Petrucci confessed, however, that during the trip she began to have second thoughts, that perhaps she should wait until her return to the U.S., that she might have the ceremony while with her family and friends.

She was having those doubts until half an hour before the group service in Jerusalem began.

“A friend asked why I had changed my mind,” Petrucci said. “I realized that your Birthright group is kind of like a family.”

“Even though I may not see most of these people again, it truly was amazing to be with these people to do it,” Petrucci continued. “And I’ve realized that even after Birthright, some of these people will be with me for the rest of my life.”

Shawn Tarloff, a freshman at Towson, was part of Petrucci’s group, and also described his bar mitzvah in Israel as a deeply moving experience. “Judaism is something that is very important to me,” he said. “But sometimes in the
modern world, it’s not so easy to go to synagogue all the time, or eat kosher all the time.”

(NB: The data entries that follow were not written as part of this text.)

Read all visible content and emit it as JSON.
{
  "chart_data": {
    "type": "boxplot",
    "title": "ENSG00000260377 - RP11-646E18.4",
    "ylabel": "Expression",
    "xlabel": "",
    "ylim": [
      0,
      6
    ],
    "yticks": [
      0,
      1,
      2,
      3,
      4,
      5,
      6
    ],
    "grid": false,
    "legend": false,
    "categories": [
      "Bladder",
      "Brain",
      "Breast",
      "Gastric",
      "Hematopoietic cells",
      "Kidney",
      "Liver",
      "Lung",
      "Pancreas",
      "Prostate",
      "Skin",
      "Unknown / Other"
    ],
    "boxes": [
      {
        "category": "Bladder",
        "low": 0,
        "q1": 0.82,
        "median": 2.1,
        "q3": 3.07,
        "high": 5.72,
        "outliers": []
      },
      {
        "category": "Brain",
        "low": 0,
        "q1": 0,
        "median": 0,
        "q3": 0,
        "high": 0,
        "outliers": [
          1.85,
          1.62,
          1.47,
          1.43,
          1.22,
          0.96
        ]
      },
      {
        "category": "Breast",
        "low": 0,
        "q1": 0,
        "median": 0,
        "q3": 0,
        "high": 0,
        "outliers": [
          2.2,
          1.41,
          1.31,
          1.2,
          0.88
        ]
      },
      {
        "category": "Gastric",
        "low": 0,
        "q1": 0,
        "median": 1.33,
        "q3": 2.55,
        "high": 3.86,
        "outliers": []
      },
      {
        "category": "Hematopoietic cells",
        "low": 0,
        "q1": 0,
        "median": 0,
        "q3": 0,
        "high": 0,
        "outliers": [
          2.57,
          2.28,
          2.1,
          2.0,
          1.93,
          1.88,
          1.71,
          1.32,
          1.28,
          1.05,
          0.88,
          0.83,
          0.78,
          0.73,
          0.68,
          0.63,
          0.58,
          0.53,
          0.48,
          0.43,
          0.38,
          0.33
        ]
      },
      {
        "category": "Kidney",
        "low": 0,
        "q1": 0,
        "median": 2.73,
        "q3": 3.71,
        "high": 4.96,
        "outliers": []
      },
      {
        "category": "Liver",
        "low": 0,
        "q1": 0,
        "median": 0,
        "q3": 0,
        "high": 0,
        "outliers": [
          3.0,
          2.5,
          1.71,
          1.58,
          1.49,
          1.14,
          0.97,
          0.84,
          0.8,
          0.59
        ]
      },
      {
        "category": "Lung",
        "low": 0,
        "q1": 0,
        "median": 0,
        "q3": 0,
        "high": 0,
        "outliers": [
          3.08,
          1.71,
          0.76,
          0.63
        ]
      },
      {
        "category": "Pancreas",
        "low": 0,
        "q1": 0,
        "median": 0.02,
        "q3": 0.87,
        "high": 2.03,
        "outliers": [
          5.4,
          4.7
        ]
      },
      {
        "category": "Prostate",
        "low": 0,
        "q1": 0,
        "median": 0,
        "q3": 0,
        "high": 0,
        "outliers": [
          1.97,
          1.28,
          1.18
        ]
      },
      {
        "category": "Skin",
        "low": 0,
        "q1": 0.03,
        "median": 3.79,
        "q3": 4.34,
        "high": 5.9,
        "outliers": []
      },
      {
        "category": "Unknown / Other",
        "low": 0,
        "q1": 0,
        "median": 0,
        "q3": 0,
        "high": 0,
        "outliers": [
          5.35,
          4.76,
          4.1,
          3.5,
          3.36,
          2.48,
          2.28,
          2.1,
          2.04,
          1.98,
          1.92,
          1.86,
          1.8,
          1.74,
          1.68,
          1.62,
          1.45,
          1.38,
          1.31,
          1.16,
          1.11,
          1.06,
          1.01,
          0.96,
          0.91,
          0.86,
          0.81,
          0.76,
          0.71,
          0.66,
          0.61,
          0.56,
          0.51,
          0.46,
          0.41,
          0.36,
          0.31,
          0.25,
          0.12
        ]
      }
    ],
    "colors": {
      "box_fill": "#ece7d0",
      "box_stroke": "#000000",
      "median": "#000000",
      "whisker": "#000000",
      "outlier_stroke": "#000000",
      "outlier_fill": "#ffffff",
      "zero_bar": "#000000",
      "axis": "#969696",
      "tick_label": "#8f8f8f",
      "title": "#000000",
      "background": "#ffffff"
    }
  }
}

Although Tarloff had already had one bar mitzvah when he was 13, he said that “having the opportunity to reaffirm that you are Jewish is really important to me. And that’s why I took the opportunity to be bar mitzvahed in Israel.”

For both Tarloff and Petrucci, their coming-of-age ceremony was a major highlight of their Birthright experience. Tarloff also recounted feeding chickens and cows at an Israeli farm, visiting the Western Wall in Jerusalem, and touring the shops of Tel Aviv.

“Probably the most memorable thing was riding a camel with my brother [Evan] in the Negev,” Tarloff said. “I got to do it sitting right in front of my brother, so it was really special.”

Brooke Petrucci during her bat mitzvah ceremony.

Petrucci said she appreciated being able to see a diverse slice of what Israel had to offer. “There were times when we were in the heart of urban society, when we saw the Western Wall, and other times when it was quiet and quaint, spending time in a Bedouin tent.”

Petrucci also was grateful that her group was made up of students from both Towson and Johns Hopkins University, providing her the opportunity to spend time with fellow students she never would have met otherwise.

Petrucci and Tarloff’s ceremony was held in a hotel in Jerusalem, as part of a mixed group that also included participants Evan Tarloff, Sarah Kohl, and Maggie Kohl, Tarloff said. “We decided we would have the Torah portion transliterated, so it was the Hebrew text with English letters. Our whole Birthright bus got together, we did the Torah portion, they threw candy at us, and they lifted us up in the chairs.”

When asked if she would encourage other Birthright participants to have bat or bar mitzvahs while on their Israeli excursion, Petrucci replied, “Yes, I definitely would. Because you are in Israel, and it’s an incredible moment that should not be passed up to have it in such an incredible place.”

“It was truly a touching moment in the end, and my mom and dad were there in spirit,” Petrucci said. “And even though I wasn’t with my family and friends from home, these people are now my family.”